To an extent, this can be seen as an ingrained expectation and an over-reliance upon the A/P’s ability to always reliably capture and fly speeds, headings and tracks on a black night departure – once summoned. On the other side of the same coin, see it as a pilot’s total inability to recognize that the A/P hadn’t come to the party and an unwillingness to concede failure. In the Flash crash the co-pilot blandly fed the pilot useful data but failed to intervene usefully. The paralytic outcome was a quadraplegic coming together of a failure of piloting, command responsibility, CRM and automation design.
Mode Muddles
In a more recent June 15, 2006 737 crash, TNT’s OO-TND was diverted from destination Stansted to East Midlands due to weather – and converted to a touch and go after shedding its right main-gear. It eventually ended up crash-landing on its remaining gear at Birmingham, where it’s destined to abide a while. The accident is still under investigation, but it would appear that the crew were called on late finals by ATC during their CAT III autoland approach, for relay of a company message.
The pilot’s reply attempt unfortunately miscued when he pressed his A/P disconnect instead of his yoke-mounted PTT (press-to-talk) button. Instantly realizing what he’d done, he re-engaged the A/P. Unfortunately, that was the exact wrong thing to do during an autoland in zero/zero conditions.
The A/P factors in some nose-up pitch trim in the last 400ft above the runway in case of a go-round, so on a pilot-initiated A/P disconnect the nose pitches up into an already trimmed go-round profile.

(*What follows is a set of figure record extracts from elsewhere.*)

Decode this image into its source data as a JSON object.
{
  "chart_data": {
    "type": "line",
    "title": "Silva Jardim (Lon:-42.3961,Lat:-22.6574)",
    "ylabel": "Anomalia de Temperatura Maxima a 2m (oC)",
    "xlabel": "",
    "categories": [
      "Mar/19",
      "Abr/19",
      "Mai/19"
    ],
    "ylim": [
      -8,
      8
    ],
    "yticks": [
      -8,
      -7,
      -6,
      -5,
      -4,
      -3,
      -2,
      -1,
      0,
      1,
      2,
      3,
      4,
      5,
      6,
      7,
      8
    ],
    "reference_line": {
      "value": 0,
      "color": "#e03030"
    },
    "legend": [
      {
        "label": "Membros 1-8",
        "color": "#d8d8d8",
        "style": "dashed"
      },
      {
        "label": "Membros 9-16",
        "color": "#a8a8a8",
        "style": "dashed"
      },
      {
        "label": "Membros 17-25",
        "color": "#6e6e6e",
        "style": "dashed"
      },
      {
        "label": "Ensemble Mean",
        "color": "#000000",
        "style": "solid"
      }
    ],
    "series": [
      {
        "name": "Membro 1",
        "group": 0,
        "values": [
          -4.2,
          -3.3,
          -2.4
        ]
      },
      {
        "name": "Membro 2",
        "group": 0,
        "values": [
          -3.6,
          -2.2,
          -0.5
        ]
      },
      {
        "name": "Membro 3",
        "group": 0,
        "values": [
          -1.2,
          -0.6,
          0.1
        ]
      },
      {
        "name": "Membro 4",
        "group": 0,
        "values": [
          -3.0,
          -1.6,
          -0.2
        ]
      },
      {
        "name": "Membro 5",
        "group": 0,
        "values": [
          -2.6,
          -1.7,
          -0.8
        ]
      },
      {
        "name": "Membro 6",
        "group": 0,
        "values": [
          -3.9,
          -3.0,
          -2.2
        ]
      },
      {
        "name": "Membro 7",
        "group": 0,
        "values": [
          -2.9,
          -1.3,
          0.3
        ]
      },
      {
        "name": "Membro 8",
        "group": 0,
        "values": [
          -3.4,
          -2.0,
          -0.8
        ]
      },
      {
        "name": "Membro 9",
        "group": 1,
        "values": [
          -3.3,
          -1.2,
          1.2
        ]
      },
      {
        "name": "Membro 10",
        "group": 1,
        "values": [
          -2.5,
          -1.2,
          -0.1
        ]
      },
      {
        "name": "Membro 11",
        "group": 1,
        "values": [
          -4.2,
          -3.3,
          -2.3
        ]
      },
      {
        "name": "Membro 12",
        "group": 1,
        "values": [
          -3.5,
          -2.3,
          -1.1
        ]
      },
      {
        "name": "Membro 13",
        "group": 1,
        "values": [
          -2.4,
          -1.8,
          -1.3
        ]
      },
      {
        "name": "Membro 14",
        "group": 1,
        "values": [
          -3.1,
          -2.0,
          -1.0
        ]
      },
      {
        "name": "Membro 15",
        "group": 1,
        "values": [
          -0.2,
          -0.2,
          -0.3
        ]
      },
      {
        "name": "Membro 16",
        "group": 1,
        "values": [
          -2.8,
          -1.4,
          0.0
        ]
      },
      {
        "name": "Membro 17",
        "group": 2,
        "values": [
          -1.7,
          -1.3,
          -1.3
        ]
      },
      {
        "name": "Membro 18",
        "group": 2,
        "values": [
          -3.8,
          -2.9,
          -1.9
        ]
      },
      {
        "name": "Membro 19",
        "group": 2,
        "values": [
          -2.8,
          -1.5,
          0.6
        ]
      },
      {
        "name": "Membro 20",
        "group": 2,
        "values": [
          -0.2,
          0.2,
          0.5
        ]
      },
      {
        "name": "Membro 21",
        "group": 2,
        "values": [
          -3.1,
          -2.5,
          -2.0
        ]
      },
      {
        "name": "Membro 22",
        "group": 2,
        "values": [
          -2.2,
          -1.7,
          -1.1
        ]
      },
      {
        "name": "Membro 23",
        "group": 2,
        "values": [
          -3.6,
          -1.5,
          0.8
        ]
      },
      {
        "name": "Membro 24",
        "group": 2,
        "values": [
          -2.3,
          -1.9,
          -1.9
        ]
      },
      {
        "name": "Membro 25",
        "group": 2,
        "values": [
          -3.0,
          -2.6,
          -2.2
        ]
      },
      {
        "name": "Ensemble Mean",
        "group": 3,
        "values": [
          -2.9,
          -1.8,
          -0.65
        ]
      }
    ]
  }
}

If the pilot countered that attitude change as well as re-engaging “George”, it could explain why the aircraft touched down hard well left of the runway and then frightened a terminal full of people while on an unusual overhead overshoot profile.
An Unwelcome Coupling
A KC-135 had two engines break off, shortly after take-off, during Op Desert Storm. An A/P malfunction overstressed the airframe, causing one engine to break away and hit a second, which was also torn from the wing. KC-135s have overstressed in the past because of A/P disconnects. Apparently, due to a divergent coupling of roll and yaw, the 135 performed a prompt dutch roll, leading to nacelle overstress.
Before you and your A/P become engaged, think first about surveillance, divorce, a contingency pre-nup and who gets the passengers (the ceiling or the floor?). Chances are, your autopilot never went to flight school — and might also lack redeeming social graces.